A study published in the journal Science and Technology of Advanced Materials reviewed the latest research into the fabrication of Pd-Ru bimetallic nanomaterials.
Early research from the past two decades showed that simply combining Pd and Ru nanoparticles led to a mixture with better properties for industrial catalytic purposes than either of the two elements alone. Since then, many groups have reported on Pd-Ru alloy nanoparticles. By varying the fabrication methods and compositions of Pd and Ru, Pd-Ru nanomaterials with different properties arise that can be suitable in industrial applications.
In 2010, Hiroshi Kitagawa from Japan’s Kyoto University and colleagues fabricated a “solid-solution alloy” (involving the addition of the atoms of one element to the crystalline lattice of the other in a high-temperature reaction) from two neighbour elements of Pd in the periodic table, silver (Ag) and rhodium (Rh). The resultant material had attractive properties for industrial purposes, including the ability to absorb hydrogen. Rh is important in a variety of reactions in the automotive industry as well as industrial exhaust gas treatment. But it is scarce and expensive.
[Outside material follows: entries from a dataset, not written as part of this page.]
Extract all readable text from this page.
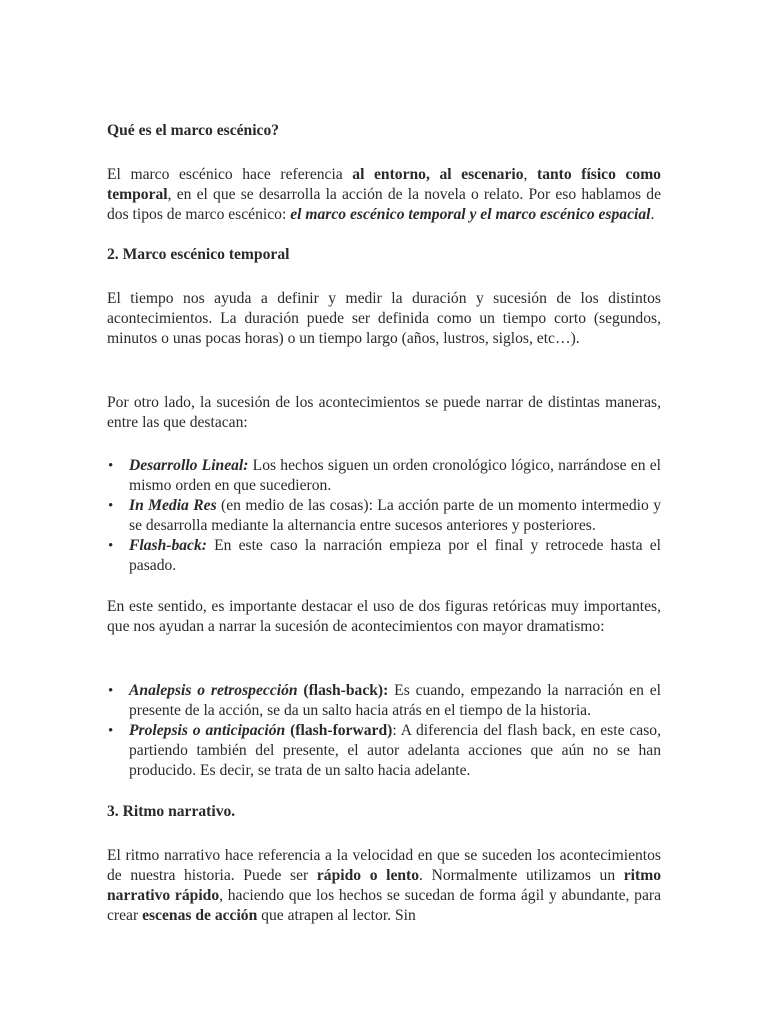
Qué es el marco escénico?

El marco escénico hace referencia al entorno, al escenario, tanto físico como temporal, en el que se desarrolla la acción de la novela o relato. Por eso hablamos de dos tipos de marco escénico: el marco escénico temporal y el marco escénico espacial.

2. Marco escénico temporal

El tiempo nos ayuda a definir y medir la duración y sucesión de los distintos acontecimientos. La duración puede ser definida como un tiempo corto (segundos, minutos o unas pocas horas) o un tiempo largo (años, lustros, siglos, etc…).

Por otro lado, la sucesión de los acontecimientos se puede narrar de distintas maneras, entre las que destacan:

• Desarrollo Lineal: Los hechos siguen un orden cronológico lógico, narrándose en el mismo orden en que sucedieron.
• In Media Res (en medio de las cosas): La acción parte de un momento intermedio y se desarrolla mediante la alternancia entre sucesos anteriores y posteriores.
• Flash-back: En este caso la narración empieza por el final y retrocede hasta el pasado.

En este sentido, es importante destacar el uso de dos figuras retóricas muy importantes, que nos ayudan a narrar la sucesión de acontecimientos con mayor dramatismo:

• Analepsis o retrospección (flash-back): Es cuando, empezando la narración en el presente de la acción, se da un salto hacia atrás en el tiempo de la historia.
• Prolepsis o anticipación (flash-forward): A diferencia del flash back, en este caso, partiendo también del presente, el autor adelanta acciones que aún no se han producido. Es decir, se trata de un salto hacia adelante.

3. Ritmo narrativo.

El ritmo narrativo hace referencia a la velocidad en que se suceden los acontecimientos de nuestra historia. Puede ser rápido o lento. Normalmente utilizamos un ritmo narrativo rápido, haciendo que los hechos se sucedan de forma ágil y abundante, para crear escenas de acción que atrapen al lector. Sin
The success of Ag-Rh led the team to speculate that, due to their similarities, combining Pd and Ru into solid-solution alloy nanoparticles might lead to a material with similar properties, providing a potential alternative to Rh.
In 2014, the team was the first to synthesize Pd-Ru solid-solution alloy nanoparticles. They found the Pd-Ru nanoparticles had higher catalytic activities compared to Ru or Pd nanoparticles. More recently, they found these nanoparticles were highly active in a catalytic process important for purifying harmful gases from exhaust gas – even outperforming Rh nanoparticles.
Further research is needed to understand how varying the size of bimetallic material affects its physical and chemical properties. For example, research has found that growing less than five ultrathin Pd films on Ru causes the resultant material to be inert to oxygen even though Pd itself is highly reactive to it. Theoretical modelling will also be important for predicting and explaining the properties of PdRu and other nanomaterials, the study concludes.